Rushing To Judgement

As seen in the  "The Heartbeat" and published in the Hot Springs Village Voice

Rushing to Judgement


            Statistics show we live in a country which is considered overweight, and some studies use the word “obese.”  I am extremely confused by these studies considering the amount of exercise we get.  All we need to do is listen to other people talk, especially if they’re being interviewed on television, to see them casting dispersion, jumping to conclusions, throwing their weight around, lifting their voices, swimming in a sea of despair, or rushing to judgement!

            Of course, all of this is having fun with a little wordplay.  But if you think about it, all of these “exercises” are all too sadly true.  Find a tragedy, where people have witnessed the event and there is always someone trying to get in front of the camera to explain, in detail, how the entire ordeal occurred.

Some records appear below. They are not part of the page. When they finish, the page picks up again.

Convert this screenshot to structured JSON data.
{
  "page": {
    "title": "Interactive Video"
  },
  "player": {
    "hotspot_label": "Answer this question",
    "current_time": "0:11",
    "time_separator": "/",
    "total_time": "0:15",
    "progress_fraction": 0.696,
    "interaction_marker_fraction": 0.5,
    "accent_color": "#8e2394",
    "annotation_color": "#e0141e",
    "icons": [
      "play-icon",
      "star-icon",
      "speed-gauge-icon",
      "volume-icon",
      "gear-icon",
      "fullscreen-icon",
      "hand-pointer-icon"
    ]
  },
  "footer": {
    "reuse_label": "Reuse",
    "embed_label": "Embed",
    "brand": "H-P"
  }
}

            Tragedies have been around in written and acting form since the days of the ancient Greeks with plays like the Iliad, the Odyssey, and Othello.  These and other classics pull on the heart strings and causes a wellspring of sad emotions to surface, and dare I say anger.

            In our society today, we have seen a great deal of emotional anger being displayed on our streets.  Sadly, this same behavior has entered politics.  Now, before you rush to judgement about this article, I am referring back to the 1950’s during the time of the McCarthy hearings.  People were being called before a federal commission and accused of colluding with the enemy without so much of an iota of evidence, only the word of an accuser.

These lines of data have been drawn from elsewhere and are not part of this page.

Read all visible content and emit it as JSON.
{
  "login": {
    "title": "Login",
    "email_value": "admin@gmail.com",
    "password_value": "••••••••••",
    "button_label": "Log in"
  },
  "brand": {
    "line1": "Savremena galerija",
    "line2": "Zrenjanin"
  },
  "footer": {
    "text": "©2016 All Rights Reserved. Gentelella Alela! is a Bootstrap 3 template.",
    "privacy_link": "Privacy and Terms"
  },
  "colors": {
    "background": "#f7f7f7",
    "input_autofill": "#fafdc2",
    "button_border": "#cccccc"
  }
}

            Fear and anger drive this phenomenon.  The Pharisees had a good thing going with the nation of Israel under their control.  Not only were they the supposed experts in the law, but they also continued to add laws onto the people to make it impossible to live completely free.  The Sadducees played just enough of the political game with Rome to keep a large presence of Roman officials out of the territory.  Then along comes Jesus.

            From the time He was born until His crucifixion, people were rushing to judgement.  Herod had male children slaughtered because Jesus was called the King of the Jews – a title he held from Rome.  But in his rush, He failed to see Jesus could have given him so much more than he could earthly imagine.

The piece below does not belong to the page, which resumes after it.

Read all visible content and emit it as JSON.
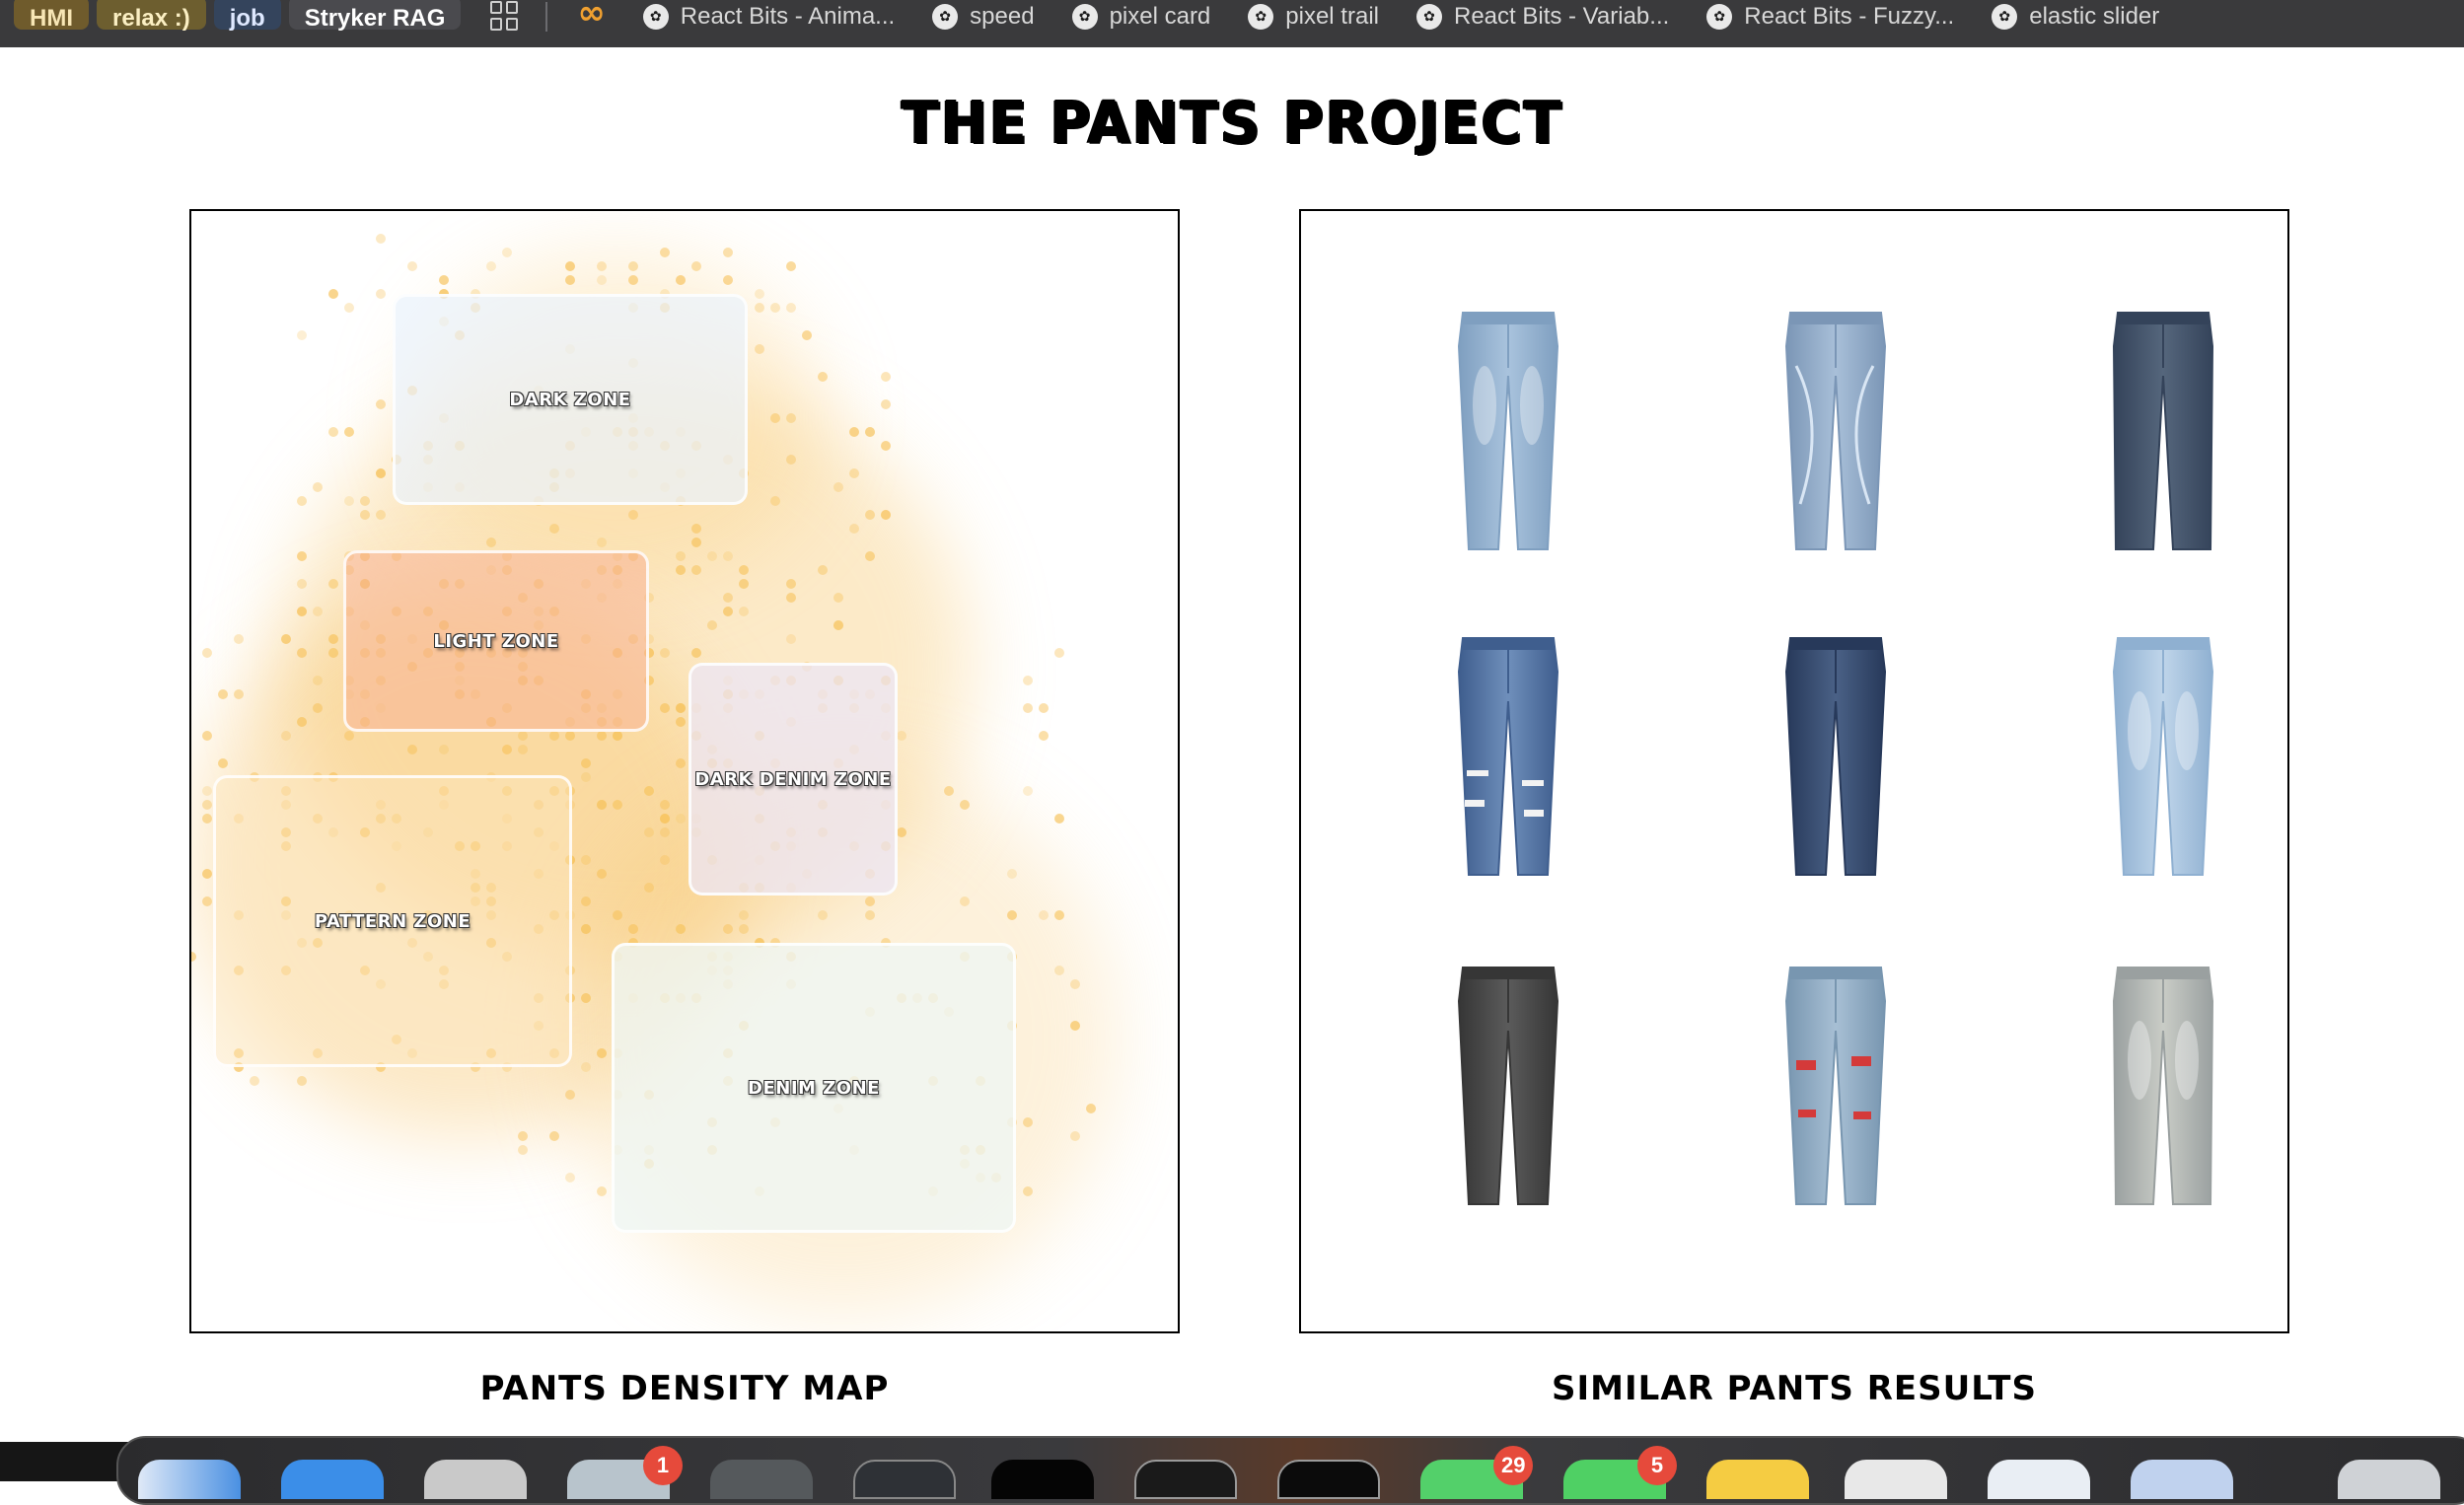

            The Pharisees felt their position of power was threatened by Jesus.  They failed to see the big picture.  When Jesus healed the man who had been blind from birth, they scoffed and yelled, “He healed on the Sabbath!  Blasphemy!”

            We all have a tendency to rush a little to judgement, whether it’s a good or bad decision, before we have all the facts.  Jesus had all the facts most certainly, but instead of debating He simply stated the law, the prophets, and the new covenant to come.

            A pause for effect is a speaker’s tool.  A pause to reflect and collect is a Christian’s tool.  By doing so, we can allow the Holy Spirit to guide our thinking as we pray our own feelings aside and let the mind of Christ be in us.